Like a student reporting what he learned during summer vacation, Sen. Bob Bennett said Tuesday that Utahns told him during the August recess that they want health-care reform that is done right, not fast.
And Bennett, R-Utah, says that he and Sen. Ron Wyden, D-Ore., must be doing the right thing with an alternate plan they are pushing, because conservatives are attacking Bennett and liberals are attacking Wyden.
"We want to solve the problem," and are not swayed by those attacks, Bennett said at a press conference Wednesday at University Hospital, after a breakfast meeting with health-care administrators from around the state.
"I do believe, as I move around the state … that the vast majority of Utahns are less concerned with whether the solution is a Republican solution or a Democratic solution. … They are most concerned that there be a solution that works," he said.
Bennett and Wyden have been pushing their Healthy Americans Act instead of reform proposals touted by President Barack Obama and Democrats.
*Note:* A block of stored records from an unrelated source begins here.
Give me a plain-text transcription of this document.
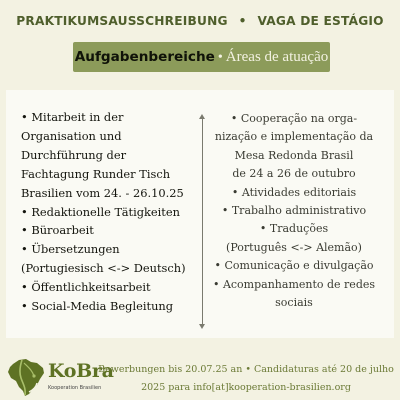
PRAKTIKUMSAUSSCHREIBUNG • VAGA DE ESTÁGIO
Aufgabenbereiche • Áreas de atuação
• Mitarbeit in der
Organisation und
Durchführung der
Fachtagung Runder Tisch
Brasilien vom 24. - 26.10.25
• Redaktionelle Tätigkeiten
• Büroarbeit
• Übersetzungen
(Portugiesisch <-> Deutsch)
• Öffentlichkeitsarbeit
• Social-Media Begleitung
• Cooperação na orga-
nização e implementação da
Mesa Redonda Brasil
de 24 a 26 de outubro
• Atividades editoriais
• Trabalho administrativo
• Traduções
(Português <-> Alemão)
• Comunicação e divulgação
• Acompanhamento de redes
sociais
KoBra
Kooperation Brasilien
Bewerbungen bis 20.07.25 an • Candidaturas até 20 de julho
2025 para info[at]kooperation-brasilien.org
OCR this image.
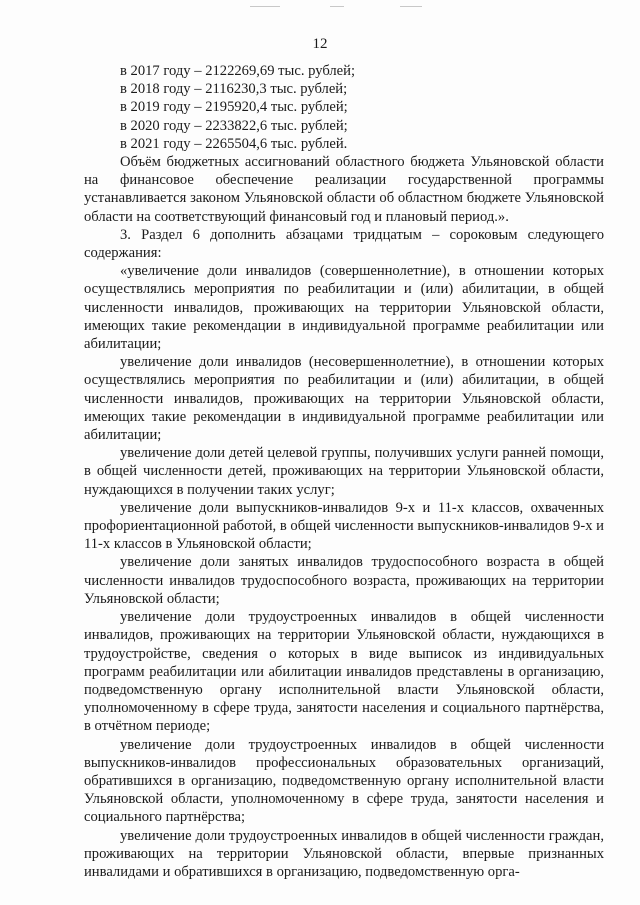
12

в 2017 году – 2122269,69 тыс. рублей;

в 2018 году – 2116230,3 тыс. рублей;

в 2019 году – 2195920,4 тыс. рублей;

в 2020 году – 2233822,6 тыс. рублей;

в 2021 году – 2265504,6 тыс. рублей.

Объём бюджетных ассигнований областного бюджета Ульяновской области на финансовое обеспечение реализации государственной программы устанавливается законом Ульяновской области об областном бюджете Ульяновской области на соответствующий финансовый год и плановый период.».

3. Раздел 6 дополнить абзацами тридцатым – сороковым следующего содержания:

«увеличение доли инвалидов (совершеннолетние), в отношении которых осуществлялись мероприятия по реабилитации и (или) абилитации, в общей численности инвалидов, проживающих на территории Ульяновской области, имеющих такие рекомендации в индивидуальной программе реабилитации или абилитации;

увеличение доли инвалидов (несовершеннолетние), в отношении которых осуществлялись мероприятия по реабилитации и (или) абилитации, в общей численности инвалидов, проживающих на территории Ульяновской области, имеющих такие рекомендации в индивидуальной программе реабилитации или абилитации;

увеличение доли детей целевой группы, получивших услуги ранней помощи, в общей численности детей, проживающих на территории Ульяновской области, нуждающихся в получении таких услуг;

увеличение доли выпускников-инвалидов 9-х и 11-х классов, охваченных профориентационной работой, в общей численности выпускников-инвалидов 9-х и 11-х классов в Ульяновской области;

увеличение доли занятых инвалидов трудоспособного возраста в общей численности инвалидов трудоспособного возраста, проживающих на территории Ульяновской области;

увеличение доли трудоустроенных инвалидов в общей численности инвалидов, проживающих на территории Ульяновской области, нуждающихся в трудоустройстве, сведения о которых в виде выписок из индивидуальных программ реабилитации или абилитации инвалидов представлены в организацию, подведомственную органу исполнительной власти Ульяновской области, уполномоченному в сфере труда, занятости населения и социального партнёрства, в отчётном периоде;

увеличение доли трудоустроенных инвалидов в общей численности выпускников-инвалидов профессиональных образовательных организаций, обратившихся в организацию, подведомственную органу исполнительной власти Ульяновской области, уполномоченному в сфере труда, занятости населения и социального партнёрства;

увеличение доли трудоустроенных инвалидов в общей численности граждан, проживающих на территории Ульяновской области, впервые признанных инвалидами и обратившихся в организацию, подведомственную орга-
Bennett says his proposal would not increase costs. It would allow employees to take money employers provide for health care and buy any plan they like, which he says would increase competition and lower costs.
It would require all employers to contribute at least a minimum percentage of their payroll to health care. Those workers who could not afford basic quality health-insurance plans would receive a subsidy. It would make insurance portable. While it dictates a minimum level of coverage that must be provided, he says it would actually lead to less governmental control in the system than exists now.
But The Club for Growth, a national conservative group, launched a $90,000 TV ad campaign in Utah last month claiming Bennett's bill would lead to a compromise with Obama, and help lead to a government-controlled national health program.
Also, two Republicans running against him for the Senate — Utah Attorney General Mark Shurtleff and businesswoman Cherilyn Eagar — have also similarly attacked Bennett's plan.
"Instead of Obamacare's one giant leap to socialized medicine, Bennettcare would have us take one small leap down the slippery slope of nationalized health insurance, littered with government mandates and subsidies," Shurtleff said last week.
Bennett said he believes all momentum for Democratic health-care reform in Washington has stopped because of protests and concerns expressed to members of Congress during the August recess — and because of growing popularity of his alternative.
"Some Democrats are now saying in their experience in their home states, being very much like mine, 'You know, maybe we ought to start over, maybe we ought to slow down,' " he said.
Bennett has said the only real political chance for the Bennett-Wyden bill is for the Democratic bills to fail. He has said his bill is not a step to compromise with them, but an alternate that could be considered if they fail.